L'auteur débute par des considérations préliminaires sur la lèpre et les lépreux; le second chapitre traite des chrestiaas et cagots des Pyrénées; c'est le plus intéressant, au point de vue de l'histoire du moyen âge, et je me propose d'y revenir tout à l'heure.

Chapitre III: les Gahets et les Capots de Guyenne, Gascogne et Languedoc. Chap. IV: les Cacous de Bretagne. Chap. V : les Agotes d'Espagne; ce chapitre renferme plus spécialement les observations personnelles de M. de Rochas. Chap. VI: les descendants des Cagots; leurs caractères et traditions. Chap. VII: origine des Cagots et de leurs congénères.

La seconde partie de l'ouvrage est consacrée aux Bohémiens: I, l'origine des Bohémiens; II, les Bohémiens du pays basque; III, les Gitanos du Roussillon et d'Espagne.
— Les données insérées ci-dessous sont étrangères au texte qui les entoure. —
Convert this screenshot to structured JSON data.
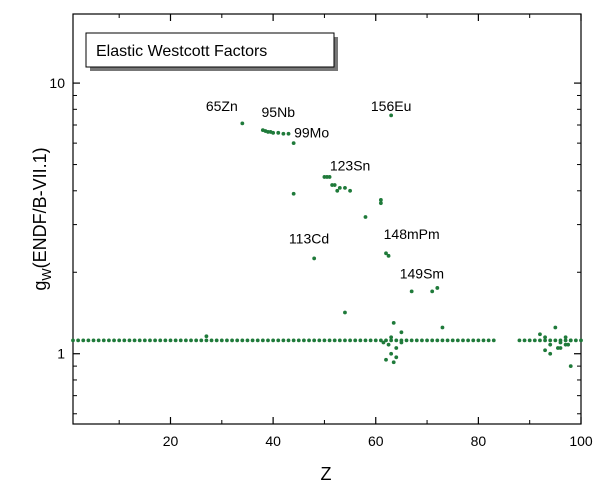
{
  "chart_data": {
    "type": "scatter",
    "xlabel": "Z",
    "ylabel_main": "g",
    "ylabel_sub": "W",
    "ylabel_rest": "(ENDF/B-VII.1)",
    "xlim": [
      1,
      100
    ],
    "ylim": [
      0.55,
      18
    ],
    "y_scale": "log",
    "x_ticks": [
      20,
      40,
      60,
      80,
      100
    ],
    "y_ticks": [
      1,
      10
    ],
    "legend": "Elastic Westcott Factors",
    "legend_position": "top-left",
    "marker_color": "#1f7a3a",
    "annotations": [
      {
        "text": "65Zn",
        "x": 30.0,
        "y": 7.9
      },
      {
        "text": "95Nb",
        "x": 41.0,
        "y": 7.5
      },
      {
        "text": "99Mo",
        "x": 47.5,
        "y": 6.3
      },
      {
        "text": "156Eu",
        "x": 63.0,
        "y": 7.9
      },
      {
        "text": "123Sn",
        "x": 55.0,
        "y": 4.75
      },
      {
        "text": "113Cd",
        "x": 47.0,
        "y": 2.55
      },
      {
        "text": "148mPm",
        "x": 67.0,
        "y": 2.65
      },
      {
        "text": "149Sm",
        "x": 69.0,
        "y": 1.9
      }
    ],
    "series": [
      {
        "x": [
          1,
          2,
          3,
          4,
          5,
          6,
          7,
          8,
          9,
          10,
          11,
          12,
          13,
          14,
          15,
          16,
          17,
          18,
          19,
          20,
          21,
          22,
          23,
          24,
          25,
          26,
          27,
          28,
          29,
          30,
          31,
          32,
          33,
          34,
          35,
          36,
          37,
          38,
          39,
          40,
          41,
          42,
          43,
          44,
          45,
          46,
          47,
          48,
          49,
          50,
          51,
          52,
          53,
          54,
          55,
          56,
          57,
          58,
          59,
          60,
          61,
          62,
          63,
          64,
          65,
          66,
          67,
          68,
          69,
          70,
          71,
          72,
          73,
          74,
          75,
          76,
          77,
          78,
          79,
          80,
          81,
          82,
          83,
          88,
          89,
          90,
          91,
          92,
          93,
          94,
          95,
          96,
          97,
          98,
          99,
          100,
          27,
          34,
          38,
          38.5,
          39,
          39.5,
          40,
          41,
          42,
          43,
          44,
          44,
          48,
          50,
          50.5,
          51,
          51.5,
          52,
          52.5,
          53,
          54,
          55,
          58,
          61,
          61,
          62,
          62.5,
          63,
          63.5,
          54,
          61.5,
          63,
          65,
          67,
          71,
          72,
          73,
          92,
          93,
          94,
          95,
          95.5,
          96,
          97,
          97.5,
          98,
          62,
          62.5,
          63,
          63.5,
          64,
          64,
          65,
          93,
          94,
          96,
          97,
          98
        ],
        "y": [
          1.12,
          1.12,
          1.12,
          1.12,
          1.12,
          1.12,
          1.12,
          1.12,
          1.12,
          1.12,
          1.12,
          1.12,
          1.12,
          1.12,
          1.12,
          1.12,
          1.12,
          1.12,
          1.12,
          1.12,
          1.12,
          1.12,
          1.12,
          1.12,
          1.12,
          1.12,
          1.12,
          1.12,
          1.12,
          1.12,
          1.12,
          1.12,
          1.12,
          1.12,
          1.12,
          1.12,
          1.12,
          1.12,
          1.12,
          1.12,
          1.12,
          1.12,
          1.12,
          1.12,
          1.12,
          1.12,
          1.12,
          1.12,
          1.12,
          1.12,
          1.12,
          1.12,
          1.12,
          1.12,
          1.12,
          1.12,
          1.12,
          1.12,
          1.12,
          1.12,
          1.12,
          1.12,
          1.12,
          1.12,
          1.12,
          1.12,
          1.12,
          1.12,
          1.12,
          1.12,
          1.12,
          1.12,
          1.12,
          1.12,
          1.12,
          1.12,
          1.12,
          1.12,
          1.12,
          1.12,
          1.12,
          1.12,
          1.12,
          1.12,
          1.12,
          1.12,
          1.12,
          1.12,
          1.12,
          1.12,
          1.12,
          1.12,
          1.12,
          1.12,
          1.12,
          1.12,
          1.16,
          7.1,
          6.7,
          6.65,
          6.6,
          6.6,
          6.55,
          6.55,
          6.5,
          6.5,
          6.0,
          3.9,
          2.25,
          4.5,
          4.5,
          4.5,
          4.2,
          4.2,
          4.0,
          4.1,
          4.1,
          4.0,
          3.2,
          3.7,
          3.6,
          2.35,
          2.3,
          7.6,
          1.3,
          1.42,
          1.1,
          1.15,
          1.2,
          1.7,
          1.7,
          1.75,
          1.25,
          1.18,
          1.15,
          1.08,
          1.25,
          1.05,
          1.1,
          1.15,
          1.08,
          1.12,
          0.95,
          1.08,
          1.0,
          0.93,
          0.97,
          1.05,
          1.1,
          1.03,
          1.0,
          1.05,
          1.08,
          0.9
        ]
      }
    ]
  }
}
J'ai dit au commencement de cet article que les cagots des Pyrénées étaient appelés chrestiaas pendant le moyen âge. C'est le seul nom sous lequel les chartes les désignent; l'origine évidente de ce nom est christianus. A ce propos, M. de Rochas a fort bien fait de combattre l'opinion de Marca, qui, dans un document du commencement du XIe siècle (Histoire de Béarn, p. 271), traduit christianus par cagot. En effet, c'est une erreur du savant prélat : à cette époque, le mot christianus est employé pour signifier un individu quelconque, et au pluriel le mot christiani est pris souvent dans les chartes du midi pour désigner un ensemble, un groupe de personnes. Je donnerai pour exemple une charte des premières années du x1° siècle, insérée dans le cartulaire de l'abbaye de Lucq en Béarn'. Il s'agit d'une donation de terres faite à ce monastère par Sancius Garsias de Spinelpues et sa famille. L'acte se termine ainsi : Fidejussores fuerunt ipse Sancius Garsias, et abbas de Nogeras nomine Forto, et Sancius Garsias de Pardieras. Videntibus multis christianis. Valete. Évidemment il ne peut s'agir ici d'une réunion de

1. Ce petit cartulaire est encore inédit. Une copie, assez défectueuse, existe à la Bibliothèque nationale, dans le fonds dit Armoires de Baluze, arm. III, paq, I, n° 4 (74), M. de Rochas a eu l'obligeance de m'en faire faire la transcription.